Всю ночь не спал. Думал о том, что это меня Бог наказал. И поделом, главное.

Вчера я полдня пехоту давил гусеницами. Когда остановился, на траках кровь, волосы, кости... Не вызвало это у меня никаких эмоций: только что убили наших друзей. Несколько ребят под деревом умирали. Глаза еще жили. А гимнастерки тлели, ордена в копоти. Сгорели пареньки безвозвратно...

Когда вылез из танка, вдруг просвистела пуля. Смотрю, немец целится. Я старый пехотинец, бросился на землю, вертанулся через плечо, вынимая пистолет, и достал немца... Он упал, я подошел, перевернул его носком сапога, у него кровавая пена изо рта. Взял его документы. Фотографий несколько. Жена, двое детишек. Что-то во мне человеческое проснулось. Война проклятущая!
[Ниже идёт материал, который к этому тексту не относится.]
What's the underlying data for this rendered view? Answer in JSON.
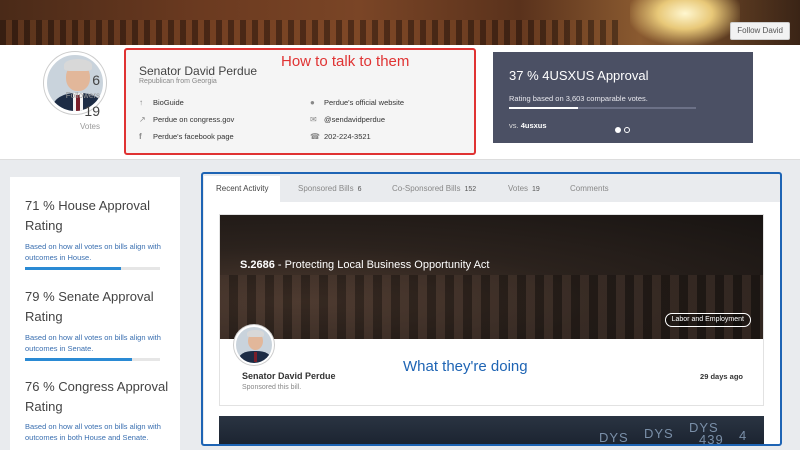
{
  "follow_button": "Follow David",
  "stats": {
    "followers_count": "6",
    "followers_label": "Followers",
    "votes_count": "19",
    "votes_label": "Votes"
  },
  "profile": {
    "name": "Senator David Perdue",
    "subtitle": "Republican from Georgia",
    "links": {
      "bioguide": "BioGuide",
      "website": "Perdue's official website",
      "congress": "Perdue on congress.gov",
      "twitter": "@sendavidperdue",
      "facebook": "Perdue's facebook page",
      "phone": "202-224-3521"
    }
  },
  "annotations": {
    "contact": "How to talk to them",
    "activity": "What they're doing"
  },
  "approval": {
    "title": "37 % 4USXUS Approval",
    "description": "Rating based on 3,603 comparable votes.",
    "progress": 0.37,
    "vs_prefix": "vs.",
    "vs_name": "4usxus"
  },
  "ratings": [
    {
      "title": "71 % House Approval Rating",
      "description": "Based on how all votes on bills align with outcomes in House.",
      "progress": 0.71
    },
    {
      "title": "79 % Senate Approval Rating",
      "description": "Based on how all votes on bills align with outcomes in Senate.",
      "progress": 0.79
    },
    {
      "title": "76 % Congress Approval Rating",
      "description": "Based on how all votes on bills align with outcomes in both House and Senate.",
      "progress": 0.76
    }
  ],
  "tabs": [
    {
      "label": "Recent Activity",
      "count": ""
    },
    {
      "label": "Sponsored Bills",
      "count": "6"
    },
    {
      "label": "Co-Sponsored Bills",
      "count": "152"
    },
    {
      "label": "Votes",
      "count": "19"
    },
    {
      "label": "Comments",
      "count": ""
    }
  ],
  "activity": {
    "bill_number": "S.2686",
    "bill_title": " - Protecting Local Business Opportunity Act",
    "tag": "Labor and Employment",
    "name": "Senator David Perdue",
    "action": "Sponsored this bill.",
    "time": "29 days ago"
  },
  "ticker_text": [
    "DYS",
    "DYS",
    "DYS",
    "439",
    "4"
  ],
  "colors": {
    "highlight_red": "#e03333",
    "highlight_blue": "#1e64b4",
    "approval_bg": "#4b5064",
    "rating_bar": "#2a8ad4",
    "link_blue": "#3a6fb0"
  }
}
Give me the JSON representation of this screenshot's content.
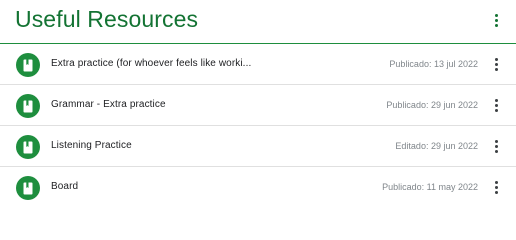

Когда давил гусеницами, никакого сожаления не было. Давить безликую кучу -- это одно. А вот когда так человека убьешь, лицом к лицу... Терзало меня потом. Это мне возмездие.

В санбате кто-то, голос вроде женский, пощупал пульс, говорит: он еще живой. Потом слышу голос сиплый, пропитой: "У тебя, говорит, в пистонном кармашке часики золотые. Дай, парень, все равно помрешь..."

Лежу голый, озноб меня бьет. Думал, глаз у меня нет. Три месяца света белого не видел. Слышу опять женский голос: "Снимите чупрыну у этого жидочка!"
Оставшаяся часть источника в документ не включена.